I would like to suggest XML 1.1. It’s not perfect but its stable (i.e. pretty dead, unlikely to change), most web documents can be translated into it, and most importantly we have it already.

I know that XML is complex and wordy. I would not recommend XML for your web app’s config file format or build system’s make file. But as an archiving format I think XML would be pretty good.

If all our dev tools, from IDEs to blog editors, dumped an archive version of our output as XML, future archaeologists could easily figure out how to resurrect our digital expressions.

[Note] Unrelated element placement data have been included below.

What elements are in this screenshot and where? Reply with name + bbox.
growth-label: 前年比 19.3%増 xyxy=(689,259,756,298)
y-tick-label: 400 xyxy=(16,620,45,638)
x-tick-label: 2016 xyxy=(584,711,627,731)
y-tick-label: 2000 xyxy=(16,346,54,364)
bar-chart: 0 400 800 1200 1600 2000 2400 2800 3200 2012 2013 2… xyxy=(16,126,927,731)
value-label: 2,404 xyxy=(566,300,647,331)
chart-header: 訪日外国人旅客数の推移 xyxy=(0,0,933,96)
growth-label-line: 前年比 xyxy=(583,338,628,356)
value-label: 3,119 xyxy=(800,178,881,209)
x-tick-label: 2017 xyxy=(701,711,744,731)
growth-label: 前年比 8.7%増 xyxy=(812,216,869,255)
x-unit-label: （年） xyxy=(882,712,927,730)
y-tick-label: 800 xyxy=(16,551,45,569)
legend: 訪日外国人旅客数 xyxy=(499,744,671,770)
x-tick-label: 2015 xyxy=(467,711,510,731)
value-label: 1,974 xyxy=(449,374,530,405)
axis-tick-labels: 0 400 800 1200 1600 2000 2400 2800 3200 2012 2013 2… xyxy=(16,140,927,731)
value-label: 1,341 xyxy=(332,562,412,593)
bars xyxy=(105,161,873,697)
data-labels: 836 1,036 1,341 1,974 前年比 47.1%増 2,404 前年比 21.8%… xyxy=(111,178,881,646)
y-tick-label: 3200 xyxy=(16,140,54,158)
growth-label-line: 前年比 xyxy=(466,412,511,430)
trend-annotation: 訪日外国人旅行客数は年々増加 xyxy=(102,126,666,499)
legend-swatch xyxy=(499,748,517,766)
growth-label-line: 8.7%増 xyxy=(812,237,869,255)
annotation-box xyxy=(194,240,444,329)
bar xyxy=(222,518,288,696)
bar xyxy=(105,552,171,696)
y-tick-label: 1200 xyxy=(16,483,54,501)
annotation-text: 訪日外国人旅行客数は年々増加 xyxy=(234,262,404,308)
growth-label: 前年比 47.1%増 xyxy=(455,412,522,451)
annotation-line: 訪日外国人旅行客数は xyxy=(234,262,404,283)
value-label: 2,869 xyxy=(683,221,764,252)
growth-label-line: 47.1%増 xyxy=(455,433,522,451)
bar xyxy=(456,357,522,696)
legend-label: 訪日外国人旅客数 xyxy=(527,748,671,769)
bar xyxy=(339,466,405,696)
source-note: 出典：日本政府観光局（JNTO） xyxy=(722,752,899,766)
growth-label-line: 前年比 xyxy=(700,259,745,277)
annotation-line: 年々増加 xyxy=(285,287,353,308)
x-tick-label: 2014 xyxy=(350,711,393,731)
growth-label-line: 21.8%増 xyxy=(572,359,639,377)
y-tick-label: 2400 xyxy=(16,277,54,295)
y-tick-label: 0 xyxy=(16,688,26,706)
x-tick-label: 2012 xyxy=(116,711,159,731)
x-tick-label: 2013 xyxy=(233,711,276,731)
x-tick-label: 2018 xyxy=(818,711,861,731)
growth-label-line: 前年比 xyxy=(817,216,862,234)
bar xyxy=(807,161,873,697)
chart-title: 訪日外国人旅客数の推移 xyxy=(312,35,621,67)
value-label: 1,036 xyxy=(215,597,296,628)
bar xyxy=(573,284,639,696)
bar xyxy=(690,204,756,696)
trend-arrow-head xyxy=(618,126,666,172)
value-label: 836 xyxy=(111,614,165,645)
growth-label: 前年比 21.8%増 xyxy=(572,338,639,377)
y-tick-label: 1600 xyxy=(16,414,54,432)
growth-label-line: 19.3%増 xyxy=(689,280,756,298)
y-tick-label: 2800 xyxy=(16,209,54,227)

As an added bonus, an archive standard based on XML would help services like Wayback Machine and archive.org do their jobs more easily.

Even better, it would be cool if we all chip in to create a global XML digital archive. An Esperanto for the the divergent digital world! We could keep diverging our tech with a clear conscious and this archive would be the place for web browsers and search engines to hunt for the ghosts of dead links.

Now there are all sorts of problems with this idea. Problems of veracity and fidelity. Problems of spam and abuse. We would have to make the archive uninteresting to opportunists and accept some limitations. A good way to solve these type of problems is to limit the archive to text-only written in some dead language, like Latin, where it would would be too much effort to abuse (or that abuse would rise to the level of fine art).

What about the visual and audio? Well, it could be described. Just like we (are supposed to do) for accessibility. The descriptions could be generated by machine learning (or people, I’m not prejudiced against humans). It just has to be done on the fly without out human initiation or intervention.

Perfect! Now, everything time I release an app, blog post, or video clip, an annotated text description written in Latin and structured in XML is automagically archived in the permanent collection of human output.